IIT help sought on sweet packaging
The initiative followed an instruction from Mamata Banerjee who felt the sweets could have markets beyond Bengal
- Published 25.01.20, 12:09 AM
- Updated 25.01.20, 12:09 AM
- a min read
The Mamata Banerjee government has sought IIT Kharagpur’s technical support for proper preservation and packaging of Mihidana and Sitabhog so that the popular sweets from Burdwan can be exported to domestic as well as international markets.
Sitabhog and Mihidana are two popular Bengali desserts made in Burdwan. Sitabhog is made of flour and cottage cheese vermicelli. Mihidana is made from powdered basmati rice and mixed with gram flour and saffron.
Sources said the initiative followed an instruction from the chief minister who felt the sweets could have markets beyond Bengal as they enjoy the geographical indication tag.
The sources said the food technology department of IIT Kharagpur had already submitted a draft proposal and the estimated cost for providing the technical know-how to the East Burdwan district administration.
“We have got the report and we are looking into it on how to implementing the proposals,” East Burdwan district magistrate Vijay Bharti said.
He said the sweets needed proper preservation and packaging to maintain quality before selling them beyond Bengal.
An expert team headed by IIT Kharagpur professor H.M. Mishra had visited Burdwan three months ago and met representatives of the sweet manufacturers’ body.

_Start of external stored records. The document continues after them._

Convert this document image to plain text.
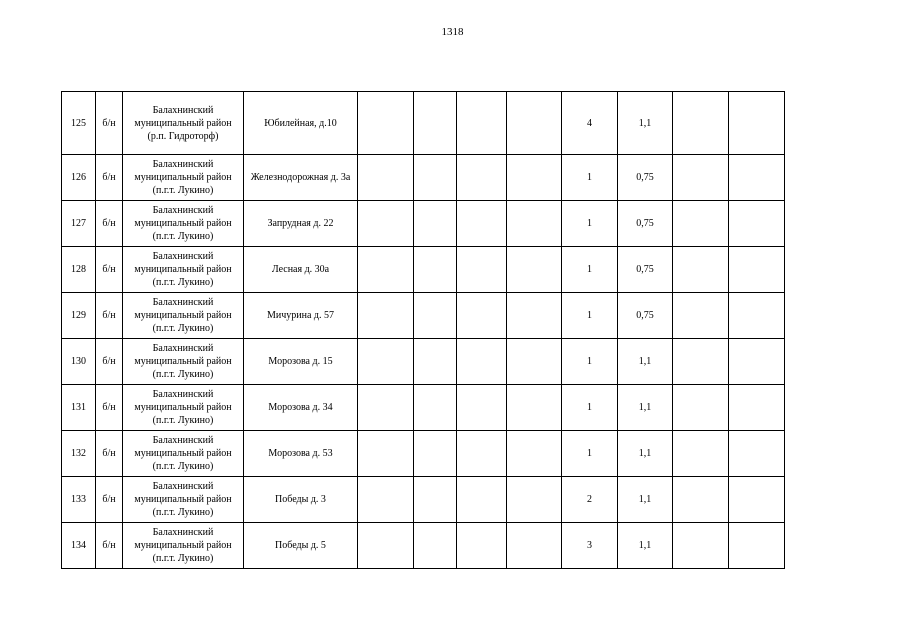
1318
125	б/н	Балахнинский
муниципальный район
(р.п. Гидроторф)	Юбилейная, д.10					4	1,1		
126	б/н	Балахнинский
муниципальный район
(п.г.т. Лукино)	Железнодорожная д. 3а					1	0,75		
127	б/н	Балахнинский
муниципальный район
(п.г.т. Лукино)	Запрудная д. 22					1	0,75		
128	б/н	Балахнинский
муниципальный район
(п.г.т. Лукино)	Лесная д. 30а					1	0,75		
129	б/н	Балахнинский
муниципальный район
(п.г.т. Лукино)	Мичурина д. 57					1	0,75		
130	б/н	Балахнинский
муниципальный район
(п.г.т. Лукино)	Морозова д. 15					1	1,1		
131	б/н	Балахнинский
муниципальный район
(п.г.т. Лукино)	Морозова д. 34					1	1,1		
132	б/н	Балахнинский
муниципальный район
(п.г.т. Лукино)	Морозова д. 53					1	1,1		
133	б/н	Балахнинский
муниципальный район
(п.г.т. Лукино)	Победы д. 3					2	1,1		
134	б/н	Балахнинский
муниципальный район
(п.г.т. Лукино)	Победы д. 5					3	1,1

The sources said the primary experiment at laboratory to preserve the sweets for three months was done successfully. Now, the plan is to train the sweet manufacturers in preservation and packaging. “Negotiation is on with IIT Kharagpur on cost involvement,” said a district administrative official.
The representatives of the Burdwan Sitabhog Mihidana Traders' Welfare Association approached chief minister Mamata Banerjee in October last year to help them in packaging and preservation, following which the district administration got in touch with the food technology department of IIT Kharagpur.
Pramod Kumar Singh, secretary of the association, said individual customers did carry the sweets beyond Bengal, even abroad, though the sellers couldn’t guarantee freshness of the products.
The association participated in three international food fairs in Mumbai and Delhi since Sitabhog and Mihidana got GI tag in 2017.
“The demand for Sitabhog and Mihidana increased after attending the food fairs. Many export agencies approached us for the marketing of the sweets abroad but we couldn't proceed because of absence of the know-how to preserve and package the sweets,” said Singh.